There are scores of mid-sized entrepreneurial businesses like Arc3 that succeed due to the hard work of their owners and employees. What often gets overlooked in these success stories, however, is the technology that helped get them there. Conventional wisdom says that small and mid-market companies are slow to adopt new technologies due to lack of experienced personnel, limited capital, and resistance to innovation. The perception is that smaller businesses tend to be years behind large enterprises in adopting new technologies such as SD-WAN.

However, as Arc3 and others like them are proving, perception doesn’t always match reality. In many cases, we are finding that these small and mid-sized companies, not massive enterprises, are the ones at the bleeding edge of today’s telecom revolution.

Consumerization of Technology

Leading the telecom revolution

Historically, market adoption of major telecom shifts—say from Frame Relay to MPLS—was driven by enterprise-level companies that needed to create global, reliable connectivity, managed centrally at vast NOC-like hubs. As network-driven business processes like online commerce, ubiquitous e-mail, 24×7 customer communications and global supply chains became mission critical to enterprise functionality, connecting thousands of people was a convoluted task. Not to mention, one that drained resources through rising costs, increased complexity and skyrocketing customer expectations. Enterprises were demanding cheaper, simpler and more reliable network services just to ensure their massive businesses could function. Innovation ruled the day, and the faster an enterprise could adapt to the newer technology, the more agile and competitive it become in the rapidly globalizing marketplace.

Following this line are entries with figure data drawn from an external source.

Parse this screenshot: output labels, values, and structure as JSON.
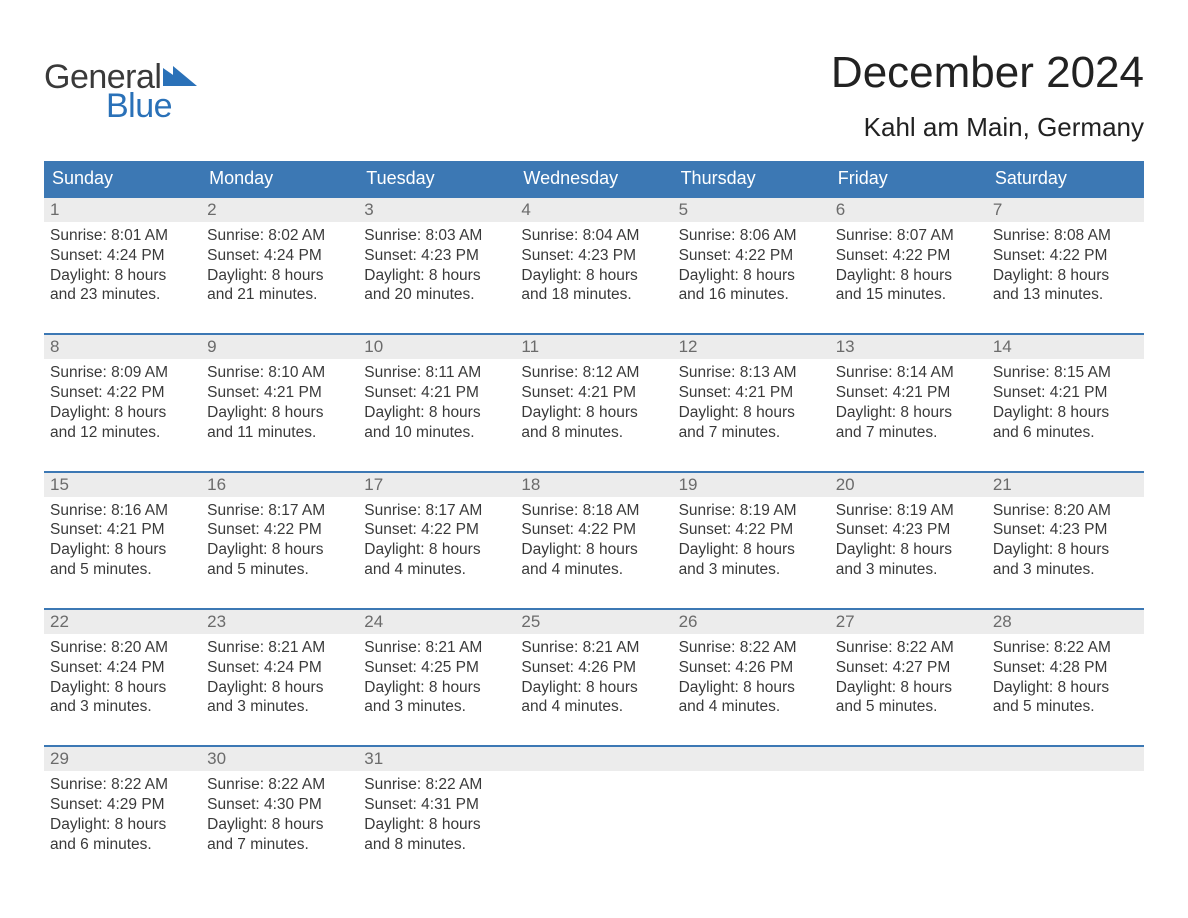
{
  "logo": {
    "text1": "General",
    "text2": "Blue",
    "flag_color": "#2a71b8"
  },
  "title": "December 2024",
  "location": "Kahl am Main, Germany",
  "colors": {
    "header_bg": "#3c78b4",
    "header_text": "#ffffff",
    "daynum_bg": "#ececec",
    "daynum_text": "#6b6b6b",
    "body_text": "#3a3a3a",
    "week_border": "#3c78b4",
    "logo_blue": "#2a71b8"
  },
  "weekdays": [
    "Sunday",
    "Monday",
    "Tuesday",
    "Wednesday",
    "Thursday",
    "Friday",
    "Saturday"
  ],
  "weeks": [
    [
      {
        "day": "1",
        "sunrise": "Sunrise: 8:01 AM",
        "sunset": "Sunset: 4:24 PM",
        "daylight": "Daylight: 8 hours and 23 minutes."
      },
      {
        "day": "2",
        "sunrise": "Sunrise: 8:02 AM",
        "sunset": "Sunset: 4:24 PM",
        "daylight": "Daylight: 8 hours and 21 minutes."
      },
      {
        "day": "3",
        "sunrise": "Sunrise: 8:03 AM",
        "sunset": "Sunset: 4:23 PM",
        "daylight": "Daylight: 8 hours and 20 minutes."
      },
      {
        "day": "4",
        "sunrise": "Sunrise: 8:04 AM",
        "sunset": "Sunset: 4:23 PM",
        "daylight": "Daylight: 8 hours and 18 minutes."
      },
      {
        "day": "5",
        "sunrise": "Sunrise: 8:06 AM",
        "sunset": "Sunset: 4:22 PM",
        "daylight": "Daylight: 8 hours and 16 minutes."
      },
      {
        "day": "6",
        "sunrise": "Sunrise: 8:07 AM",
        "sunset": "Sunset: 4:22 PM",
        "daylight": "Daylight: 8 hours and 15 minutes."
      },
      {
        "day": "7",
        "sunrise": "Sunrise: 8:08 AM",
        "sunset": "Sunset: 4:22 PM",
        "daylight": "Daylight: 8 hours and 13 minutes."
      }
    ],
    [
      {
        "day": "8",
        "sunrise": "Sunrise: 8:09 AM",
        "sunset": "Sunset: 4:22 PM",
        "daylight": "Daylight: 8 hours and 12 minutes."
      },
      {
        "day": "9",
        "sunrise": "Sunrise: 8:10 AM",
        "sunset": "Sunset: 4:21 PM",
        "daylight": "Daylight: 8 hours and 11 minutes."
      },
      {
        "day": "10",
        "sunrise": "Sunrise: 8:11 AM",
        "sunset": "Sunset: 4:21 PM",
        "daylight": "Daylight: 8 hours and 10 minutes."
      },
      {
        "day": "11",
        "sunrise": "Sunrise: 8:12 AM",
        "sunset": "Sunset: 4:21 PM",
        "daylight": "Daylight: 8 hours and 8 minutes."
      },
      {
        "day": "12",
        "sunrise": "Sunrise: 8:13 AM",
        "sunset": "Sunset: 4:21 PM",
        "daylight": "Daylight: 8 hours and 7 minutes."
      },
      {
        "day": "13",
        "sunrise": "Sunrise: 8:14 AM",
        "sunset": "Sunset: 4:21 PM",
        "daylight": "Daylight: 8 hours and 7 minutes."
      },
      {
        "day": "14",
        "sunrise": "Sunrise: 8:15 AM",
        "sunset": "Sunset: 4:21 PM",
        "daylight": "Daylight: 8 hours and 6 minutes."
      }
    ],
    [
      {
        "day": "15",
        "sunrise": "Sunrise: 8:16 AM",
        "sunset": "Sunset: 4:21 PM",
        "daylight": "Daylight: 8 hours and 5 minutes."
      },
      {
        "day": "16",
        "sunrise": "Sunrise: 8:17 AM",
        "sunset": "Sunset: 4:22 PM",
        "daylight": "Daylight: 8 hours and 5 minutes."
      },
      {
        "day": "17",
        "sunrise": "Sunrise: 8:17 AM",
        "sunset": "Sunset: 4:22 PM",
        "daylight": "Daylight: 8 hours and 4 minutes."
      },
      {
        "day": "18",
        "sunrise": "Sunrise: 8:18 AM",
        "sunset": "Sunset: 4:22 PM",
        "daylight": "Daylight: 8 hours and 4 minutes."
      },
      {
        "day": "19",
        "sunrise": "Sunrise: 8:19 AM",
        "sunset": "Sunset: 4:22 PM",
        "daylight": "Daylight: 8 hours and 3 minutes."
      },
      {
        "day": "20",
        "sunrise": "Sunrise: 8:19 AM",
        "sunset": "Sunset: 4:23 PM",
        "daylight": "Daylight: 8 hours and 3 minutes."
      },
      {
        "day": "21",
        "sunrise": "Sunrise: 8:20 AM",
        "sunset": "Sunset: 4:23 PM",
        "daylight": "Daylight: 8 hours and 3 minutes."
      }
    ],
    [
      {
        "day": "22",
        "sunrise": "Sunrise: 8:20 AM",
        "sunset": "Sunset: 4:24 PM",
        "daylight": "Daylight: 8 hours and 3 minutes."
      },
      {
        "day": "23",
        "sunrise": "Sunrise: 8:21 AM",
        "sunset": "Sunset: 4:24 PM",
        "daylight": "Daylight: 8 hours and 3 minutes."
      },
      {
        "day": "24",
        "sunrise": "Sunrise: 8:21 AM",
        "sunset": "Sunset: 4:25 PM",
        "daylight": "Daylight: 8 hours and 3 minutes."
      },
      {
        "day": "25",
        "sunrise": "Sunrise: 8:21 AM",
        "sunset": "Sunset: 4:26 PM",
        "daylight": "Daylight: 8 hours and 4 minutes."
      },
      {
        "day": "26",
        "sunrise": "Sunrise: 8:22 AM",
        "sunset": "Sunset: 4:26 PM",
        "daylight": "Daylight: 8 hours and 4 minutes."
      },
      {
        "day": "27",
        "sunrise": "Sunrise: 8:22 AM",
        "sunset": "Sunset: 4:27 PM",
        "daylight": "Daylight: 8 hours and 5 minutes."
      },
      {
        "day": "28",
        "sunrise": "Sunrise: 8:22 AM",
        "sunset": "Sunset: 4:28 PM",
        "daylight": "Daylight: 8 hours and 5 minutes."
      }
    ],
    [
      {
        "day": "29",
        "sunrise": "Sunrise: 8:22 AM",
        "sunset": "Sunset: 4:29 PM",
        "daylight": "Daylight: 8 hours and 6 minutes."
      },
      {
        "day": "30",
        "sunrise": "Sunrise: 8:22 AM",
        "sunset": "Sunset: 4:30 PM",
        "daylight": "Daylight: 8 hours and 7 minutes."
      },
      {
        "day": "31",
        "sunrise": "Sunrise: 8:22 AM",
        "sunset": "Sunset: 4:31 PM",
        "daylight": "Daylight: 8 hours and 8 minutes."
      },
      {
        "day": "",
        "sunrise": "",
        "sunset": "",
        "daylight": ""
      },
      {
        "day": "",
        "sunrise": "",
        "sunset": "",
        "daylight": ""
      },
      {
        "day": "",
        "sunrise": "",
        "sunset": "",
        "daylight": ""
      },
      {
        "day": "",
        "sunrise": "",
        "sunset": "",
        "daylight": ""
      }
    ]
  ]
}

Navigating an app-driven world

While network technology was becoming tightly integrated into enterprise business functions, a new generation of technology was coming online—mainly “app-driven” technology. Spurred by their smartphones, consumers started using apps for everything from managing a soccer team to tracking packages. Consumers became accustomed and demanded the simplicity of an app to interact, manage and conduct their “business.”

This consumerization of technology easily translated into small and mid-sized businesses, where smaller staffs quickly adopted intuitive, consumer?like applications. For instance, it doesn’t take an experienced network manager to provision an email account and a phone extension for a new employee. Instead, any office manager can easily set one up through web-enabled interfaces. Likewise, it doesn’t take a full e?commerce network to accept credit cards. Instead small business snap-up Square devices and, presto, they can expand their markets exponentially. Small businesses have been quick to adopt simple, manageable technology that improves business functions because of its ease-of-use and consumer-like interfaces.

Innovating with the times

Enterprises are now wrestling with a telecom transition again. Rather than making the pivot to innovative technologies like SD-WAN and unified communications, many are standing pat with their technology investments from 15 years ago.

As I discuss in a recent podcast with Light Reading, the value proposition for SD-WAN is unquestionable, but it’s been slow to make inroads with enterprises and some network service providers because they are concerned about abandoning legacy technology: its certainty, its functionality, and its cost. This is understandable; enterprises are usually risk-averse, and complex global network operations cannot be managed by a simple smartphone app.

However, much like in the days when traditional landline phone providers resisted wireless phones as competition, we need to recognize the future when it’s staring us in the face. Just as mobile phones were driven by consumers, we can clearly see software-based telecommunications will eventually replace today’s legacy systems, and that’s one of the reasons Windstream Enterprise is not just committed to innovative technologies like SD-WAN but is leading the industry in their deployment. For all the benefits it brings in terms of simplicity, cost-effectiveness and operational efficiency, the consumerization of technology is a trend that businesses of all sizes should embrace.

Key Takeaway
From simplicity to cost-effectiveness to operational efficiency, the consumerization of technology is a trend that businesses of all sizes should embrace.